Roosevelt appealed directly to the people to generate support for his New Deal program. On March 12, he conducted the first of many radio "fireside chats." Using the radio in the way later presidents exploited television, he explained what he had done in plain, simple terms and told the public to have "confidence and courage." When the banks reopened the following day, people demonstrated their faith by making more deposits than withdrawals. One of Roosevelt's key advisors did not exaggerate when he later boasted, "Capitalism was saved in eight days."

Roosevelt also literally saved and preserved our founding principle that we are a nation bound by the supremacy of constitutional rule, not by the whims and dictates of a supreme ruler.

2 Comments

  1. Ronald Parker May 11, 2025

    Simply put “Donald you are no FDR”

  2. Fascism For Fun and Profit! May 11, 2025

    Sure… but will he, in the end, “own the libs?”

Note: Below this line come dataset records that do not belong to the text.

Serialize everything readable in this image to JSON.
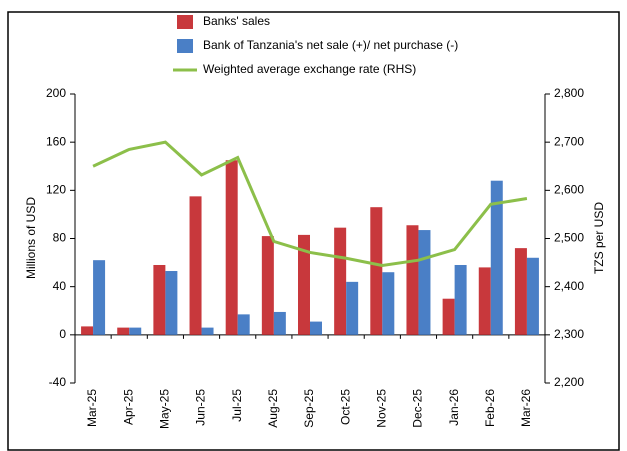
{
  "chart_data": {
    "type": "bar-line",
    "y_label": "Millions of USD",
    "y2_label": "TZS per USD",
    "categories": [
      "Mar-25",
      "Apr-25",
      "May-25",
      "Jun-25",
      "Jul-25",
      "Aug-25",
      "Sep-25",
      "Oct-25",
      "Nov-25",
      "Dec-25",
      "Jan-26",
      "Feb-26",
      "Mar-26"
    ],
    "series": [
      {
        "name": "Banks' sales",
        "type": "bar",
        "color": "#c8383c",
        "values": [
          7,
          6,
          58,
          115,
          145,
          82,
          83,
          89,
          106,
          91,
          30,
          56,
          72
        ]
      },
      {
        "name": "Bank of Tanzania's net sale (+)/ net purchase (-)",
        "type": "bar",
        "color": "#4a7fc6",
        "values": [
          62,
          6,
          53,
          6,
          17,
          19,
          11,
          44,
          52,
          87,
          58,
          128,
          64
        ]
      },
      {
        "name": "Weighted average exchange rate (RHS)",
        "type": "line",
        "axis": "y2",
        "color": "#8cbf4a",
        "values": [
          2650,
          2685,
          2700,
          2632,
          2668,
          2494,
          2471,
          2459,
          2444,
          2455,
          2477,
          2571,
          2583
        ]
      }
    ],
    "ylim": [
      -40,
      200
    ],
    "yticks": [
      -40,
      0,
      40,
      80,
      120,
      160,
      200
    ],
    "y2lim": [
      2200,
      2800
    ],
    "y2ticks": [
      {
        "value": 2200,
        "label": "2,200"
      },
      {
        "value": 2300,
        "label": "2,300"
      },
      {
        "value": 2400,
        "label": "2,400"
      },
      {
        "value": 2500,
        "label": "2,500"
      },
      {
        "value": 2600,
        "label": "2,600"
      },
      {
        "value": 2700,
        "label": "2,700"
      },
      {
        "value": 2800,
        "label": "2,800"
      }
    ],
    "legend": "top"
  }
}
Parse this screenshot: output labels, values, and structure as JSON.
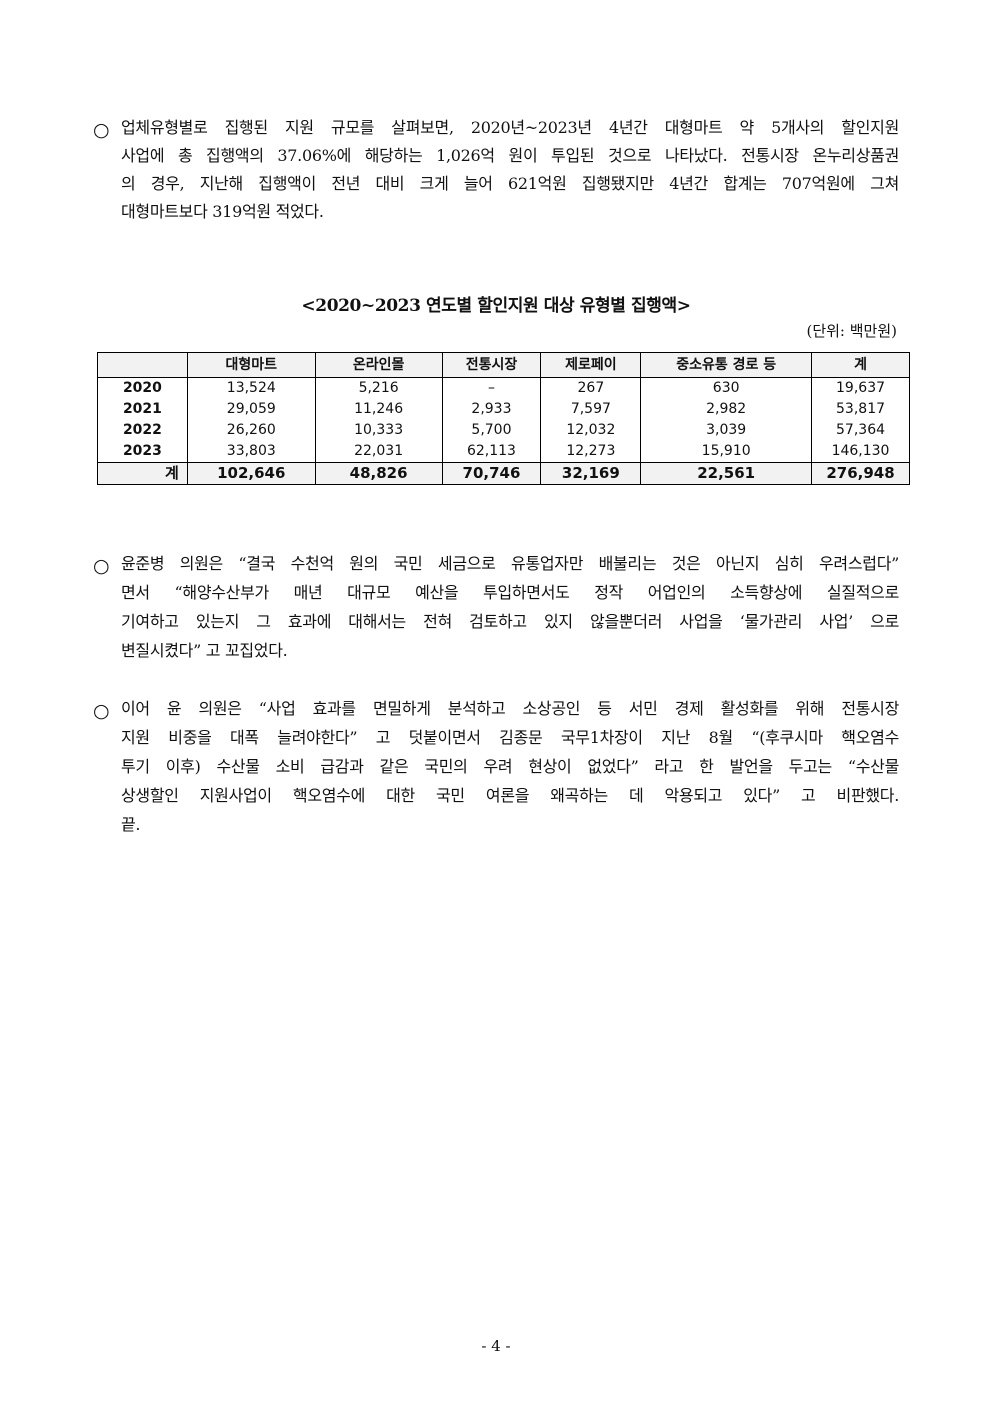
{
  "paragraphs": [
    {
      "bullet": "○",
      "lines": [
        "업체유형별로 집행된 지원 규모를 살펴보면, 2020년~2023년 4년간 대형마트 약 5개사의 할인지원",
        "사업에 총 집행액의 37.06%에 해당하는 1,026억 원이 투입된 것으로 나타났다. 전통시장 온누리상품권",
        "의 경우, 지난해 집행액이 전년 대비 크게 늘어 621억원 집행됐지만 4년간 합계는 707억원에 그쳐",
        "대형마트보다 319억원 적었다."
      ]
    },
    {
      "bullet": "○",
      "lines": [
        "윤준병 의원은 “결국 수천억 원의 국민 세금으로 유통업자만 배불리는 것은 아닌지 심히 우려스럽다”",
        "면서 “해양수산부가 매년 대규모 예산을 투입하면서도 정작 어업인의 소득향상에 실질적으로",
        "기여하고 있는지 그 효과에 대해서는 전혀 검토하고 있지 않을뿐더러 사업을 ‘물가관리 사업’ 으로",
        "변질시켰다” 고 꼬집었다."
      ]
    },
    {
      "bullet": "○",
      "lines": [
        "이어 윤 의원은 “사업 효과를 면밀하게 분석하고 소상공인 등 서민 경제 활성화를 위해 전통시장",
        "지원 비중을 대폭 늘려야한다” 고 덧붙이면서 김종문 국무1차장이 지난 8월 “(후쿠시마 핵오염수",
        "투기 이후) 수산물 소비 급감과 같은 국민의 우려 현상이 없었다” 라고 한 발언을 두고는 “수산물",
        "상생할인 지원사업이 핵오염수에 대한 국민 여론을 왜곡하는 데 악용되고 있다” 고 비판했다.",
        "끝."
      ]
    }
  ],
  "table": {
    "title": "<2020~2023 연도별 할인지원 대상 유형별 집행액>",
    "unit": "(단위: 백만원)",
    "headers": [
      "",
      "대형마트",
      "온라인몰",
      "전통시장",
      "제로페이",
      "중소유통 경로 등",
      "계"
    ],
    "rows": [
      [
        "2020",
        "13,524",
        "5,216",
        "–",
        "267",
        "630",
        "19,637"
      ],
      [
        "2021",
        "29,059",
        "11,246",
        "2,933",
        "7,597",
        "2,982",
        "53,817"
      ],
      [
        "2022",
        "26,260",
        "10,333",
        "5,700",
        "12,032",
        "3,039",
        "57,364"
      ],
      [
        "2023",
        "33,803",
        "22,031",
        "62,113",
        "12,273",
        "15,910",
        "146,130"
      ]
    ],
    "total": [
      "계",
      "102,646",
      "48,826",
      "70,746",
      "32,169",
      "22,561",
      "276,948"
    ]
  },
  "page_number": "- 4 -"
}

    Prescription drugs prices – he says he’s bringing them down 30-80% – we’ll see.

    Palestine – he appears to have tossed out Waltz because of his association with Netanyahu, He told Hegseth not to go to Tel Aviv. He negotiated directly with Hamas to free the last remaining American/Israeli hostage. His ambassador to Israel, the normally genocidal Mike Huckabee, said his top priority is now humanitarian aid to Gaza. Iran no longer has to give up their nuclear program – neither does Saudi Arabia. Hamas doesn’t have to disarm or leave in order to get to a ceasefire. All of this would have seemed unthinkable just days ago. So again, we’ll see.

    He made a peace deal with the Houthis that allowed the Houthis to continue attacking Israel. Wow.

    The stock market is now down only about 6% after having been down more than 20%.

    Is he a clown, a rapist, and a felon? Yup. Will he end up “owning the libs?” … We’ll see.